Be a connector. Keep in touch with people in your life to help you with your cause. These folks may serve as advisers to you or help you raise money. But until you launch your campaign, be generous with your list. If you know of someone that is looking for folks and you know 10 people that would be interested in their work, connect them with a quick introduction.
Be smart about who you connect, don’t send people that may not be interested at all, but instead those that you know have a common interest. Sharing your network helps everyone and when the time comes to grow your own organization or campaign, your network will remember and hopefully share their connections with you.
Get involved in government. There are many paths to public service, including working for an elected official, serving on a local committee and being elected to office.
Shannon Kula, former chief of state to a U.S. senator and Marine Corps spouse, shared that the elected officials she worked for often turned to her for her experience as a military spouse when making policy decisions about the military. Being that voice in an office is powerful.
If you want to serve in another capacity, look into local commissions, committees and boards.

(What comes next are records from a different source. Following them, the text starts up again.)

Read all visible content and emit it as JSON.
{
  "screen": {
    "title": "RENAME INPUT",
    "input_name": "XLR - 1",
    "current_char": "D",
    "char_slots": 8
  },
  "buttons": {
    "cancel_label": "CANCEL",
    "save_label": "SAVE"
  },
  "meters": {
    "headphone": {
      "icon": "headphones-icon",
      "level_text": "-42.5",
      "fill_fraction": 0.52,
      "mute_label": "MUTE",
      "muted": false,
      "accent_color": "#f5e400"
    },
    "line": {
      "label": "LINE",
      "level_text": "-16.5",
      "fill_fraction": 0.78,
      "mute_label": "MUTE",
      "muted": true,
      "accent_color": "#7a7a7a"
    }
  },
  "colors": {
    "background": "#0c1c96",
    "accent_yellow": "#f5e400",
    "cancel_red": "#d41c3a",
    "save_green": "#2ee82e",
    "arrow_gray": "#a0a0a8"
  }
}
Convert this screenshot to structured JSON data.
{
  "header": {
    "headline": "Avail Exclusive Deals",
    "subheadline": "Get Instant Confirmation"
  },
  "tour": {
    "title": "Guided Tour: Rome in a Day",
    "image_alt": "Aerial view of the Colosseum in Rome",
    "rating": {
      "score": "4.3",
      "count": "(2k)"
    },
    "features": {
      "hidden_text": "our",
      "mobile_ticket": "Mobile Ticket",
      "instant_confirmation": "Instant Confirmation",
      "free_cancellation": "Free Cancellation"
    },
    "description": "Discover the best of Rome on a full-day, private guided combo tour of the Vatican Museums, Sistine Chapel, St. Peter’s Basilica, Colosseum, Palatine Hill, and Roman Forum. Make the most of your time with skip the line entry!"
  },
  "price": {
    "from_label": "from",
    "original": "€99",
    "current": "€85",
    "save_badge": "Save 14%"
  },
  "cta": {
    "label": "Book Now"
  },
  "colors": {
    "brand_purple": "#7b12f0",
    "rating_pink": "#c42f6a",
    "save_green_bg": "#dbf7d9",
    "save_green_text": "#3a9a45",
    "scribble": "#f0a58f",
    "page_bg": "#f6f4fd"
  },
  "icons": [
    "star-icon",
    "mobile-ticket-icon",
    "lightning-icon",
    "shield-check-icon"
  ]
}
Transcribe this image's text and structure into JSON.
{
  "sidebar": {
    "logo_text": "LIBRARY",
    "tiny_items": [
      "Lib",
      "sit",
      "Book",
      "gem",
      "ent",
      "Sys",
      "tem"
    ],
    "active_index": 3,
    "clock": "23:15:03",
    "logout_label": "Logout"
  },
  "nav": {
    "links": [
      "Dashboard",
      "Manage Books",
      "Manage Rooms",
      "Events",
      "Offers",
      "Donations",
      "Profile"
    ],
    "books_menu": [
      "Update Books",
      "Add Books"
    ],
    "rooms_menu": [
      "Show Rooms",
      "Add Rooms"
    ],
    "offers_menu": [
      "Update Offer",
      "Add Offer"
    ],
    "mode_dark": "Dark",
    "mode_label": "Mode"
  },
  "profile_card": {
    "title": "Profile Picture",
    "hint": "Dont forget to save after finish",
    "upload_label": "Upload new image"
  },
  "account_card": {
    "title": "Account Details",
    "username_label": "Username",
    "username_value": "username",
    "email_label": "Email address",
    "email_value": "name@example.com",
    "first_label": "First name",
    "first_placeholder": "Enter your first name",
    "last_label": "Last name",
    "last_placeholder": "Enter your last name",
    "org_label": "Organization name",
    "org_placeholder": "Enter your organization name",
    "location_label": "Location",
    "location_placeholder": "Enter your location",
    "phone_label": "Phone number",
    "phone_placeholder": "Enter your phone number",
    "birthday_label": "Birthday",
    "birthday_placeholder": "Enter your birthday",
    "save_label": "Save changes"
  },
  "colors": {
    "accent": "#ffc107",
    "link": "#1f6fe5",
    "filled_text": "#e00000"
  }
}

These often require an application and appointment by local officials and are a great way to learn more about what it’s like to serve.
If running for public office is more your speed, check out nonpartisan organizations like She Should Run and Running Start, to help you learn about fundraising, solidify your messaging and connect you to further resources.
At the end of the day being an effective advocate requires research, a clear message, hard work and your community. Remember, as a military spouse you can be politically involved, but be sure to have a conversation with your spouse and decide what’s best for your family as you take that jump into being involved or running for office.